Memphis assistant Brad Jones walked into what he thought was the Grizzlies’ locker room in Brooklyn a few days ago, then wondered if he was in the right place.
There was only one other person in the room — and Jones had no idea who the person was.
“Am I in Brooklyn’s locker room?” Jones asked.
Turns out, he was in the right place. The other person in the room was a 7-foot-1 rookie named Jon Teske, who had just been signed to a 10-day contract as the Grizzlies tried to fill roster holes created by having players lost for various COVID-19-related reasons.
Such is life in the NBA these days, with constant roster shakeups — and, as Jones learned from a text message he read upon waking up at 7:15 a.m. Saturday, shakeups to coaching staffs as well. He was serving as interim coach for the Grizzlies' game against the Los Angeles Clippers after Memphis coach Taylor Jenkins went into the league’s health and safety protocols Saturday morning.

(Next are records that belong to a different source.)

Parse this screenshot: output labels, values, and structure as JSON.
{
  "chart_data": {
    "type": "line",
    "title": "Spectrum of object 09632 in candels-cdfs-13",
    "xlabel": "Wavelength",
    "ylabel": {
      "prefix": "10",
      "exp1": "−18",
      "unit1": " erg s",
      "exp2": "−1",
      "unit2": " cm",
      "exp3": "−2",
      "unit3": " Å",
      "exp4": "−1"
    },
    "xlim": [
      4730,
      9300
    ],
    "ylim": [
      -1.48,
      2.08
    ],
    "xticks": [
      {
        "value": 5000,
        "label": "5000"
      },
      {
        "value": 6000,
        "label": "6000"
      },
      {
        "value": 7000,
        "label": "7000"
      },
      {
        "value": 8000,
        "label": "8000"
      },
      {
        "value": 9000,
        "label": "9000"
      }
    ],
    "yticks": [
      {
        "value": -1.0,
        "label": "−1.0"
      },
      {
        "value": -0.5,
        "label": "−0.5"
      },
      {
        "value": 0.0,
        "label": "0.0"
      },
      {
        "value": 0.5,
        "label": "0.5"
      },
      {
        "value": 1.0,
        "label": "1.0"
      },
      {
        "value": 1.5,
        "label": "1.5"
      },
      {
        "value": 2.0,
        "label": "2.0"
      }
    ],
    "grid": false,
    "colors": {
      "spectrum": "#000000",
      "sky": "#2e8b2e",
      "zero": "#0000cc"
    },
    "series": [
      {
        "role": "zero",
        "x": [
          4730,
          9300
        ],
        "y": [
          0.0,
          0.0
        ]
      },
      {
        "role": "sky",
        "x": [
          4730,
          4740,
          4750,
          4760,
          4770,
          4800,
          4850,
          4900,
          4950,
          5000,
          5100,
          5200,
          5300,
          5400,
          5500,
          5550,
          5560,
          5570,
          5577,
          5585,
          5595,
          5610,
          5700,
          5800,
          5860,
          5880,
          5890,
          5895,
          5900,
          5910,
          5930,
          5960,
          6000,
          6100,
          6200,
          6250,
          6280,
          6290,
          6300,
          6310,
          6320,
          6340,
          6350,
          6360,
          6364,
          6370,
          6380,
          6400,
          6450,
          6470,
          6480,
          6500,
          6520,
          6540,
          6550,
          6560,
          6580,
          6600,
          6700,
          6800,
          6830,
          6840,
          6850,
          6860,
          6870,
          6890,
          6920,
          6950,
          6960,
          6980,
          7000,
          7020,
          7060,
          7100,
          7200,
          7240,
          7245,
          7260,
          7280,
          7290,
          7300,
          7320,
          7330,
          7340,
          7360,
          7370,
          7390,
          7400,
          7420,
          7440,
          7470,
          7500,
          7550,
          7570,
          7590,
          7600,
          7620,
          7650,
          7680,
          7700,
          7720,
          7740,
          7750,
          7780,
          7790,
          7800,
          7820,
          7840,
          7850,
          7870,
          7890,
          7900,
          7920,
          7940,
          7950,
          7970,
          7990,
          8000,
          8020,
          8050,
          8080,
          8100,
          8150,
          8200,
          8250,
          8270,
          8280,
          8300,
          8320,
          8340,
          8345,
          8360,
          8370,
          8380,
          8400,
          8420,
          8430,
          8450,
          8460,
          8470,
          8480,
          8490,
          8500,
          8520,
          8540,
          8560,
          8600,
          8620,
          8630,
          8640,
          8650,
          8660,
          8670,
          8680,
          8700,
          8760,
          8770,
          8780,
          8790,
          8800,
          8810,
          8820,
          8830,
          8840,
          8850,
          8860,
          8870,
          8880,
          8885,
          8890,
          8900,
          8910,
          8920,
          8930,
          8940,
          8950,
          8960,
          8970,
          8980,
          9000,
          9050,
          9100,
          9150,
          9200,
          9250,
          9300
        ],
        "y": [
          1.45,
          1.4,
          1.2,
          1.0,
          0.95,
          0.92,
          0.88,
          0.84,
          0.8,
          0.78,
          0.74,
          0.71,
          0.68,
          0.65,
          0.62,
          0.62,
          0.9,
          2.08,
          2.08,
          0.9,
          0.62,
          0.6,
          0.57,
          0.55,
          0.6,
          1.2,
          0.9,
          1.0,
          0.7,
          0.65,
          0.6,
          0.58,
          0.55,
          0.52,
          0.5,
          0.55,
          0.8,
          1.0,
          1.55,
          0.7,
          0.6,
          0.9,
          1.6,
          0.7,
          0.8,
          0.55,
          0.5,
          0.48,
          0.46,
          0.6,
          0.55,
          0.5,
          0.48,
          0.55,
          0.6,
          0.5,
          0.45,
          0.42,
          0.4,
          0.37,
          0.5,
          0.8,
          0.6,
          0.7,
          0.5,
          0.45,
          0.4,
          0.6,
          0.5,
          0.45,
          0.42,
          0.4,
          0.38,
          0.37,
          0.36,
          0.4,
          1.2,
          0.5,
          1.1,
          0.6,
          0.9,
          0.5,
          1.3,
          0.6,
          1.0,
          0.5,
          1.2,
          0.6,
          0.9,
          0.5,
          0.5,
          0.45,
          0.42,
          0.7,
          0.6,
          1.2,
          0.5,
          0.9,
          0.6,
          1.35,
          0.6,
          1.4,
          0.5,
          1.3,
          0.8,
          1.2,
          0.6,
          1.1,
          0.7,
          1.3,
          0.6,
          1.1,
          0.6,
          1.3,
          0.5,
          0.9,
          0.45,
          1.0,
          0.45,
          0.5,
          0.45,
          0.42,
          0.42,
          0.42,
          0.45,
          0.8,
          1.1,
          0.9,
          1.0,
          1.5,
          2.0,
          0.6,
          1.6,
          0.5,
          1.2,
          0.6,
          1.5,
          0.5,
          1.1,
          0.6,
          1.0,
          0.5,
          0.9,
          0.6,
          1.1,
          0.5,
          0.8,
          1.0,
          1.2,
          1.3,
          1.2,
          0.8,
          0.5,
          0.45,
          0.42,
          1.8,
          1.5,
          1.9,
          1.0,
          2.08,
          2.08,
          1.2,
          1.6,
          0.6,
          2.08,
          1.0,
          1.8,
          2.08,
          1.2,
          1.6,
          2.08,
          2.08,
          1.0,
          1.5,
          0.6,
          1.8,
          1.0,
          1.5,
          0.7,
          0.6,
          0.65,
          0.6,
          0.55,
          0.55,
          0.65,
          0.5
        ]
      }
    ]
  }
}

Jenkins became the 14th head coach in the 30-team league to miss time in recent weeks because of a virus-related issue, a figure that doesn’t include numerous assistant coaches, other team staff and about 300 players.
The other head coaches to have done a protocols stint this season: Indiana's Rick Carlisle, Sacramento's Alvin Gentry, Phoenix's Monty Williams, Philadelphia's Doc Rivers, the Los Angeles Lakers' Frank Vogel, the Los Angeles Clippers' Tyronn Lue, Denver's Michael Malone, Portland's Chauncey Billups, Chicago's Billy Donovan, Milwaukee's Mike Budenholzer, Atlanta's Nate McMillan, Dallas' Jason Kidd and Oklahoma City's Mark Daigneault.
“I had COVID, but no symptoms," said Daigneault, who returned to the Thunder on Friday. “I was actually really contagious, based on my COVID levels, and yet asymptomatic, which gave me a very tangible example of how this thing spreads so quickly. If I was just not in a testing protocol like we are I wouldn't have thought to test, and yet I would have been breathing all over everybody."
Also in the protocols and unable to play Saturday: Grizzlies center Steven Adams, who was the only Memphis player to appear in the team’s first 40 games this season and who entered the day as one of only 17 players around the league to not miss a game yet in the 2021-22 campaign.
“Yes, we have to plan when we find out that so-and-so’s got COVID or so-and-so’s got an injury,” Jones said. “Who’s the next man up, blah blah blah. ... It’s a challenging time, obviously.”
And the Grizzlies already have a sense of how to navigate a game without Jenkins, who had to miss a recent Memphis contest because of a death in his family. Jenkins was fully involved in Saturday’s game plan, Jones said, noting they spoke several times that morning alone.
“Hopefully, other than a different-looking, uglier guy, older guy on the sidelines, you guys won’t notice any difference with what’s going on out there,” Jones said.
The number of players in the protocols has dropped considerably in recent days, from around 125 during the last week of December to around 50 on Saturday. Numbers still change rapidly and some players on the list are closer to a return than others, plus the league has shortened the amount of time that some players need to spend in isolation after testing positive.
But the league — with 97% of its players known to be vaccinated, at least 65% known to be boosted and with 100% of its head coaches vaccinated — is hoping the worst of this surge might be over. No games have been postponed in more than a week, after 11 had to be pushed back between Dec. 14 and Dec. 30.
The league entered Saturday with 584 players having gotten into at least one game this season, 44 more than the previous record for any full season — and this one isn’t even half over.
“The NBA has done a great job of navigating this,” Jones said. “Obviously this caught not just the NBA but the whole world off-guard. We’re going to look back on this in a few years ... we’ve been through a lot of crazy times, but this last month has been nuts.”